George worked hard to be close to his friends
While becoming friends with Petty was easy, it was harder for George to become friends with Bob Dylan. George had to coax Dylan into opening up to him during the first times they hung out.
Dylan loosened up when he and George started to write a song called “I’d Have You Anytime.”
In his 1980 memoir, I Me Mine, George wrote, “He seemed very nervous and I felt a little uncomfortable—it seemed strange, especially as he was in his own home. Anyway, on about the third day we got the guitars out and then things loosened up and I was saying to him, ‘Write me some words’…
In Martin Scorsese’s documentary, George Harrison: Living in the Material World, Olivia explained, “They say in this life you have to perfect one human relationship in order to really love God.

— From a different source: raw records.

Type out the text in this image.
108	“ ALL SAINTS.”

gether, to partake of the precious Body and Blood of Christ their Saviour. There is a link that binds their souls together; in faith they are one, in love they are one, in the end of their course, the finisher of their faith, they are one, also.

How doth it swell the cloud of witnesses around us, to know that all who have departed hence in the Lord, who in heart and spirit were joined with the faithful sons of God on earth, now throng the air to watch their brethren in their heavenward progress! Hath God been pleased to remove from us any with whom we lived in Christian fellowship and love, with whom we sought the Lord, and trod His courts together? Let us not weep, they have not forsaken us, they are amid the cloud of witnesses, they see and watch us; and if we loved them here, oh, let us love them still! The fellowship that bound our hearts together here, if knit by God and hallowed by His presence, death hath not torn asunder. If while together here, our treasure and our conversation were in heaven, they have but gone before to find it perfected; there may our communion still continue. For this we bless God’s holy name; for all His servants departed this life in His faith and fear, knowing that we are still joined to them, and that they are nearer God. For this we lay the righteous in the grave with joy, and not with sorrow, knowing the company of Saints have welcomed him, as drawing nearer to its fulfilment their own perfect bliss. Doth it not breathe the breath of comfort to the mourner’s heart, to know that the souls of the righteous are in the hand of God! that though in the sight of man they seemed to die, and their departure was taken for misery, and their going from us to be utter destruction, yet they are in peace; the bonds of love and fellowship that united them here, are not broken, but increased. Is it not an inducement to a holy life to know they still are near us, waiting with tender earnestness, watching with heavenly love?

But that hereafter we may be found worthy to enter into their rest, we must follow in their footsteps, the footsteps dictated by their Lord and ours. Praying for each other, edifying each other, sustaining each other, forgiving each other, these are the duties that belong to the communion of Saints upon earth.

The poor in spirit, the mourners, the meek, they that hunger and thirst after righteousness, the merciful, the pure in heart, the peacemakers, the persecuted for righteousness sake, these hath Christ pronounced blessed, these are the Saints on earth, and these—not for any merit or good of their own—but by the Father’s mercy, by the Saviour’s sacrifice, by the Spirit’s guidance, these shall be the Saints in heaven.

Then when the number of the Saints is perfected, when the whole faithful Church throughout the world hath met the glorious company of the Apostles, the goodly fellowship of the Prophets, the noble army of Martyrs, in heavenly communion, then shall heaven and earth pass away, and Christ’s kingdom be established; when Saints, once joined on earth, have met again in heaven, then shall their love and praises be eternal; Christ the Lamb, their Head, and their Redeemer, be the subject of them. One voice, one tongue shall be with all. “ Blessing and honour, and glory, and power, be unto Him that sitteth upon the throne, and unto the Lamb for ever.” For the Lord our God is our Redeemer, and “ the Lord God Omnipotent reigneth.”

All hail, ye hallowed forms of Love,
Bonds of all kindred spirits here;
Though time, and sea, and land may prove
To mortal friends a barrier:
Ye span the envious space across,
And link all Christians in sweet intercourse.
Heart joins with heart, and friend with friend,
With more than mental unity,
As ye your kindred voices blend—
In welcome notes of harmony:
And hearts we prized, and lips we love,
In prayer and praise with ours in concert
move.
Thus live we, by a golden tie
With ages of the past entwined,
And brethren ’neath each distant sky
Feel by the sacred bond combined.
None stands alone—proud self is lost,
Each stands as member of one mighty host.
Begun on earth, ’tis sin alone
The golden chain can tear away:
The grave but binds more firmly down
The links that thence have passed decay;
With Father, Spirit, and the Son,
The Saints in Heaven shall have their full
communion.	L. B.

You practice loving God by loving another human and by giving unconditional love. George’s most important relationships really were conducted through their music and their lyrics.
“I mean ‘I’d Have You Anytime,’ the song that George and Bob wrote together. ‘Let me in here/ I know I’ve been here/ Let me into your heart.’
“He was talking directly to Bob because he’d seen Bob and then he’d seen Bob another time and he didn’t seem as open and so that was his way of saying, ‘Let me in here, let me into your heart.’ And he was very unabashed and romantic about it in a sense. I found that he was very-he had these love relationships with his friends. He loved them.”
The former Beatle formed powerful relationships through work
George formed strong relationships and found friends through work. That’s how George became friends with producer and ELO frontman Jeff Lynne.
George needed a producer to help him on Cloud Nine in the late 1980s. The first time they met, George invited Lynne on vacation. George wanted to get to know Lynne and see if they’d be good songwriting partners. If that doesn’t prove the lengths George was willing to go to make friends and colleagues, it’s uncertain what does.
Not to mention, George found a way to stay friends with Eric Clapton, even after Clapton stole George’s first wife, Pattie Boyd.
When Clapton was organizing George’s tribute concert, Concert for George, he couldn’t believe George had so many friends. They came from all walks of life. There were the rock stars like Petty, Lynne, Dylan, and Clapton. There was the comedians like Eric Idle, Indian musicians like Ravi Shankar, members of the Hare Krishna movement, and race car drivers like Jackie Stewart.
All of George’s friends meant something to him. They loved him just as much as he loved them. As Petty said, there was no escaping George once he wanted to be friends with you. He did what he had to to make them his friends.